Posted at 12:15 AM, Feb 15, 2018
and last updated 2018-02-15 00:15:22-05

Another mountain of money is being brought home to American shores following the new tax law — and much of it will end up in the pockets of investors.

Tech company Cisco said Wednesday it plans to repatriate $67 billion in foreign profits in the coming months.

The Silicon Valley firm, which makes gear for computer networks, said it will pass on a significant chunk of that cash to its shareholders over the next two years through share buybacks and increased dividends.

In total, Cisco investors are set for a windfall of about $44 billion.

Related: 34 things you need to know about the new tax law

It’s the latest big U.S. company to map out its plans to bring home cash that has been stashed overseas for years.

Multinational corporations had previously been reluctant to move their piles of offshore money into the U.S. because of the heavy tax bill they would receive. But the tax bill passed by Congress and signed into law by President Trump in December offers firms a one-off lower tax rateon funds being repatriated to the U.S.

The new rules also mean companies can no longer avoid paying taxes on past international profits by holding the cash outside the U.S. They must pay tax on the money whether they bring it back to the country or not.

Moody’s estimated in November that U.S. companies were holding about $1.4 trillion in cash offshore. Five large tech companies — Microsoft, Apple, Google, Oracle and Cisco — accounted for nearly $600 billion of that.

Related: Apple to pay $38B in taxes and add 20,000 jobs in the U.S.

Supporters of the tax changes had argued that giving companies an incentive to bring the money home could boost the U.S. economy by promoting hiring and investment.
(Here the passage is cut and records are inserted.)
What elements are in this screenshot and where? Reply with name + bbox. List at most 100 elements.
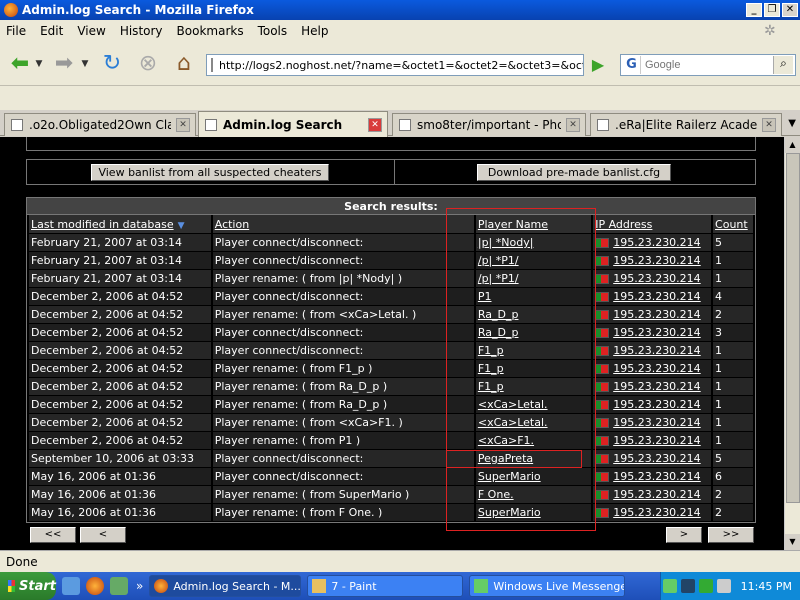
search-input[interactable]: [645, 59, 765, 71]
firefox-quicklaunch-icon[interactable]: [86, 577, 104, 595]
ip-link[interactable]: 195.23.230.214: [613, 308, 700, 321]
menu-help[interactable]: Help: [301, 24, 328, 38]
ip-link[interactable]: 195.23.230.214: [613, 272, 700, 285]
tab-close-icon[interactable]: ✕: [176, 118, 190, 132]
z-tray-icon[interactable]: [680, 579, 695, 593]
ip-link[interactable]: 195.23.230.214: [613, 380, 700, 393]
menu-tools[interactable]: Tools: [258, 24, 288, 38]
table-row: December 2, 2006 at 04:52 Player rename: …: [29, 413, 753, 431]
minimize-button[interactable]: _: [746, 3, 762, 17]
scroll-down-icon[interactable]: ▼: [785, 534, 800, 550]
stop-icon[interactable]: ⊗: [134, 50, 162, 78]
cell-count: 6: [713, 467, 753, 485]
tab-era-elite-railerz[interactable]: .eRa|Elite Railerz Academy... ✕: [590, 113, 782, 136]
tab-admin-log-search[interactable]: Admin.log Search ✕: [198, 111, 388, 137]
taskbar-item-paint[interactable]: 7 - Paint: [307, 575, 464, 597]
ip-link[interactable]: 195.23.230.214: [613, 434, 700, 447]
cell-action: Player rename: ( from <xCa>F1. ): [212, 413, 474, 431]
column-header-count[interactable]: Count: [713, 215, 753, 233]
tab-obligated2own[interactable]: .o2o.Obligated2Own Clan ... ✕: [4, 113, 196, 136]
tab-photobucket[interactable]: smo8ter/important - Photo... ✕: [392, 113, 586, 136]
cell-action: Player connect/disconnect:: [212, 251, 474, 269]
ip-link[interactable]: 195.23.230.214: [613, 236, 700, 249]
taskbar-item-firefox[interactable]: Admin.log Search - M...: [149, 575, 302, 597]
portugal-flag-icon: [595, 328, 610, 338]
messenger-quicklaunch-icon[interactable]: [110, 577, 128, 595]
column-header-action[interactable]: Action: [212, 215, 474, 233]
volume-tray-icon[interactable]: [716, 579, 731, 593]
table-row: December 2, 2006 at 04:52 Player connect/…: [29, 287, 753, 305]
tab-list-chevron-icon[interactable]: ▼: [788, 118, 796, 129]
results-title: Search results:: [27, 198, 755, 215]
ip-link[interactable]: 195.23.230.214: [613, 470, 700, 483]
menu-edit[interactable]: Edit: [40, 24, 63, 38]
maximize-button[interactable]: ❐: [764, 3, 780, 17]
search-results-panel: Search results: Last modified in databas…: [26, 197, 756, 523]
column-header-date[interactable]: Last modified in database ▼: [29, 215, 211, 233]
messenger-tray-icon[interactable]: [662, 579, 677, 593]
cell-action: Player rename: ( from <xCa>Letal. ): [212, 305, 474, 323]
menu-bookmarks[interactable]: Bookmarks: [177, 24, 244, 38]
quicklaunch-more-icon[interactable]: »: [136, 579, 143, 593]
back-history-dropdown[interactable]: ▼: [34, 50, 44, 78]
first-page-button[interactable]: <<: [30, 527, 76, 543]
menu-file[interactable]: File: [6, 24, 26, 38]
ip-link[interactable]: 195.23.230.214: [613, 344, 700, 357]
menu-view[interactable]: View: [77, 24, 105, 38]
close-button[interactable]: ✕: [782, 3, 798, 17]
cell-count: 2: [713, 485, 753, 503]
show-desktop-icon[interactable]: [62, 577, 80, 595]
next-page-button[interactable]: >: [666, 527, 702, 543]
portugal-flag-icon: [595, 454, 610, 464]
last-page-button[interactable]: >>: [708, 527, 754, 543]
ip-link[interactable]: 195.23.230.214: [613, 362, 700, 375]
search-icon[interactable]: ⌕: [773, 56, 793, 74]
vertical-scrollbar[interactable]: ▲ ▼: [784, 137, 800, 550]
ip-link[interactable]: 195.23.230.214: [613, 326, 700, 339]
cell-ip: 195.23.230.214: [593, 467, 712, 485]
back-arrow-icon[interactable]: ⬅: [6, 50, 34, 78]
ip-link[interactable]: 195.23.230.214: [613, 398, 700, 411]
table-row: December 2, 2006 at 04:52 Player rename: …: [29, 359, 753, 377]
download-banlist-button[interactable]: Download pre-made banlist.cfg: [477, 164, 671, 181]
google-engine-icon[interactable]: G: [623, 56, 641, 74]
network-tray-icon[interactable]: [698, 579, 713, 593]
status-text: Done: [6, 555, 38, 569]
forward-history-dropdown[interactable]: ▼: [80, 50, 90, 78]
url-bar[interactable]: http://logs2.noghost.net/?name=&octet1=&…: [206, 54, 584, 76]
cell-count: 3: [713, 323, 753, 341]
cell-ip: 195.23.230.214: [593, 503, 712, 521]
go-arrow-icon[interactable]: ▶: [588, 55, 608, 75]
tab-label: smo8ter/important - Photo...: [417, 118, 561, 132]
table-row: February 21, 2007 at 03:14 Player rename:…: [29, 269, 753, 287]
firefox-icon: [4, 3, 18, 17]
tab-close-icon[interactable]: ✕: [566, 118, 580, 132]
scroll-up-icon[interactable]: ▲: [785, 137, 800, 153]
previous-page-button[interactable]: <: [80, 527, 126, 543]
home-icon[interactable]: ⌂: [170, 50, 198, 78]
ip-link[interactable]: 195.23.230.214: [613, 506, 700, 519]
tab-close-icon[interactable]: ✕: [762, 118, 776, 132]
table-row: December 2, 2006 at 04:52 Player connect/…: [29, 323, 753, 341]
reload-icon[interactable]: ↻: [98, 50, 126, 78]
cell-count: 1: [713, 341, 753, 359]
ip-link[interactable]: 195.23.230.214: [613, 290, 700, 303]
table-row: September 10, 2006 at 03:33 Player connec…: [29, 449, 753, 467]
menu-history[interactable]: History: [120, 24, 163, 38]
portugal-flag-icon: [595, 256, 610, 266]
bookmarks-toolbar: [0, 86, 800, 110]
forward-arrow-icon[interactable]: ➡: [50, 50, 78, 78]
start-button[interactable]: Start: [0, 572, 56, 600]
view-banlist-button[interactable]: View banlist from all suspected cheaters: [91, 164, 329, 181]
ip-link[interactable]: 195.23.230.214: [613, 488, 700, 501]
scroll-thumb[interactable]: [786, 153, 800, 503]
ip-link[interactable]: 195.23.230.214: [613, 254, 700, 267]
portugal-flag-icon: [595, 472, 610, 482]
ip-link[interactable]: 195.23.230.214: [613, 416, 700, 429]
navigation-toolbar: ⬅ ▼ ➡ ▼ ↻ ⊗ ⌂ http://logs2.noghost.net/?…: [0, 42, 800, 86]
taskbar-item-messenger[interactable]: Windows Live Messenger: [469, 575, 626, 597]
tab-close-icon[interactable]: ✕: [368, 117, 382, 132]
results-body: February 21, 2007 at 03:14 Player connect…: [29, 233, 753, 521]
column-header-ip[interactable]: IP Address: [593, 215, 712, 233]
ip-link[interactable]: 195.23.230.214: [613, 452, 700, 465]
But critics said Main Street wouldn’t feel the effect because many companies would opt to reward shareholders with dividends and stock buybacks.

That appears to be what Cisco is doing. And its announcement pleased investors: the company’s stock was up almost 7% in after hours trading.

Apple took a different approach last month, promising jobs and investment alongside its plans to move money back to the U.S. It said it would pay $38 billion in taxes on the huge sums it has been keeping overseas and also pledged to create 20,000 jobs and invest $30 billion in U.S. facilities over the next five years.

On Wednesday, Cisco also reported a loss of $8.8 billion for the final quarter of 2017 after it took a multibillion dollar charge related to the tax law.

Other large companies have reported similar big hits to their profits from the new law. Microsoft said last month it would take a $13.8 billion tax charge. It didn’t specify whether that was due to the new repatriation rules.